Turkey is hopeful that Moscow will green light flights to its resort cities following a visit by a Russian delegation, a Turkish official said.
“The Russian delegation will come to the tourist areas, probably Antalya. They will make on-site examinations of the measures we have taken,” Culture and Tourism Deputy Minister Nadir Alpaslan told Anadolu Agency (AA) Sunday.
Expected to arrive in the coming days, the delegation will assess measures taken to protect airports, hotels and other tourist locations from the coronavirus before deciding on when to lift the travel ban.
Moscow last week said it will not allow tourists to travel to Turkish resort cities until at least June 21. It had in April suspended most air travel until June 1.
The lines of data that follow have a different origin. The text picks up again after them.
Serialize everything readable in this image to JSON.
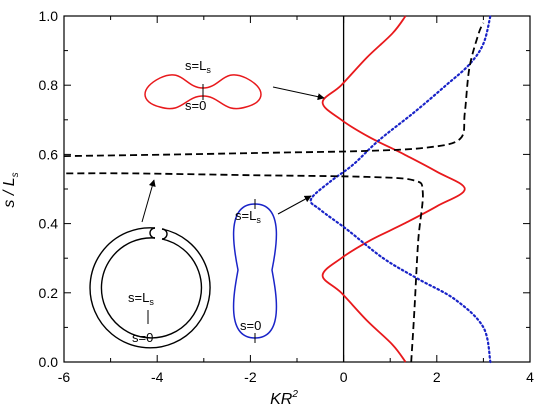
{
  "chart_data": {
    "type": "line",
    "xlabel": "KR²",
    "ylabel": "s / L_s",
    "xlim": [
      -6,
      4
    ],
    "ylim": [
      0.0,
      1.0
    ],
    "x_ticks": [
      "-6",
      "-4",
      "-2",
      "0",
      "2",
      "4"
    ],
    "y_ticks": [
      "0.0",
      "0.2",
      "0.4",
      "0.6",
      "0.8",
      "1.0"
    ],
    "grid": false,
    "reference_lines": [
      {
        "axis": "x",
        "value": 0
      }
    ],
    "series": [
      {
        "color": "#e8191c",
        "style": "solid",
        "points": [
          [
            1.33,
            0.0
          ],
          [
            1.05,
            0.05
          ],
          [
            0.5,
            0.12
          ],
          [
            -0.05,
            0.2
          ],
          [
            -0.45,
            0.25
          ],
          [
            -0.05,
            0.3
          ],
          [
            0.55,
            0.35
          ],
          [
            1.3,
            0.4
          ],
          [
            2.0,
            0.45
          ],
          [
            2.6,
            0.5
          ],
          [
            2.0,
            0.55
          ],
          [
            1.3,
            0.6
          ],
          [
            0.55,
            0.65
          ],
          [
            -0.05,
            0.7
          ],
          [
            -0.45,
            0.75
          ],
          [
            -0.05,
            0.8
          ],
          [
            0.5,
            0.88
          ],
          [
            1.05,
            0.95
          ],
          [
            1.33,
            1.0
          ]
        ]
      },
      {
        "color": "#1a24c8",
        "style": "dotted",
        "points": [
          [
            3.15,
            0.0
          ],
          [
            3.0,
            0.1
          ],
          [
            2.4,
            0.18
          ],
          [
            1.6,
            0.24
          ],
          [
            0.85,
            0.3
          ],
          [
            0.1,
            0.38
          ],
          [
            -0.5,
            0.44
          ],
          [
            -0.7,
            0.47
          ],
          [
            -0.3,
            0.52
          ],
          [
            0.2,
            0.57
          ],
          [
            0.75,
            0.64
          ],
          [
            1.5,
            0.72
          ],
          [
            2.2,
            0.8
          ],
          [
            2.7,
            0.86
          ],
          [
            3.0,
            0.92
          ],
          [
            3.15,
            1.0
          ]
        ]
      },
      {
        "color": "#000000",
        "style": "dashed",
        "points": [
          [
            1.45,
            0.0
          ],
          [
            1.52,
            0.15
          ],
          [
            1.6,
            0.35
          ],
          [
            1.7,
            0.49
          ],
          [
            1.5,
            0.525
          ],
          [
            0.5,
            0.535
          ],
          [
            -2.0,
            0.54
          ],
          [
            -4.5,
            0.545
          ],
          [
            -6.0,
            0.545
          ]
        ]
      },
      {
        "color": "#000000",
        "style": "dashed",
        "points": [
          [
            -6.0,
            0.595
          ],
          [
            -3.5,
            0.6
          ],
          [
            -1.5,
            0.605
          ],
          [
            0.5,
            0.61
          ],
          [
            1.8,
            0.62
          ],
          [
            2.5,
            0.645
          ],
          [
            2.6,
            0.72
          ],
          [
            2.7,
            0.85
          ],
          [
            2.9,
            0.95
          ],
          [
            3.0,
            0.98
          ]
        ]
      }
    ],
    "insets": [
      {
        "name": "dumbbell-shape",
        "color": "#e8191c",
        "labels": [
          "s=L_s",
          "s=0"
        ]
      },
      {
        "name": "ring-shape",
        "color": "#000000",
        "labels": [
          "s=L_s",
          "s=0"
        ]
      },
      {
        "name": "capsule-shape",
        "color": "#1a24c8",
        "labels": [
          "s=L_s",
          "s=0"
        ]
      }
    ],
    "arrows": [
      {
        "from": "dumbbell-shape",
        "to": [
          -0.25,
          0.76
        ]
      },
      {
        "from": "ring-shape",
        "to": [
          -4.3,
          0.525
        ]
      },
      {
        "from": "capsule-shape",
        "to": [
          -0.75,
          0.475
        ]
      }
    ]
  }
}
“Hopefully restrictions will be lifted after June 21,” Alpaslan noted.
Culture and Tourism Minister Mehmet Nuri Ersoy has also said flights could restart soon. A delegation led by Ersoy was in Moscow on May 17 to hold meetings on resuming air travel.
Russia’s coronavirus task force cited a “serious epidemiological situation” in Turkey behind the flight suspension.
Yet, daily coronavirus cases in the country have dropped significantly in recent weeks to below 6,000 – down from a record high of above 60,000 in April.
The decline prompted the government to further ease measures, including partially lifting a weekend lockdown and opening businesses such as cafes and restaurants.
Russians accounted for 20% of all foreign visitors in April, when Turkey welcomed 790,687 tourists. They also topped the list of visitors by nations from January through April with 552,048.
Around 2.1 million Russians came last year and 6 million in the year before the pandemic.
“With the signs we have received, and with all our faith and effort, we expect this restriction to be lifted and travel to Turkey to begin at more appropriate levels in countries such as Germany, the U.S. and the Netherlands,” Alpaslan said.
If this happens, he stressed, there could be serious demand, particularly for August and onwards.
Britain, the third-biggest source of holidaymakers, has put Turkey on its travel “red list.”
On the other hand, Germany, in an encouraging move on Friday, removed the nation from its list of high-risk countries.
Alpaslan also pointed out that since restrictions on mobility were lifted, the domestic tourism market has really taken off this month.
“We expect July, August and September to pass at the level we desire,” he added.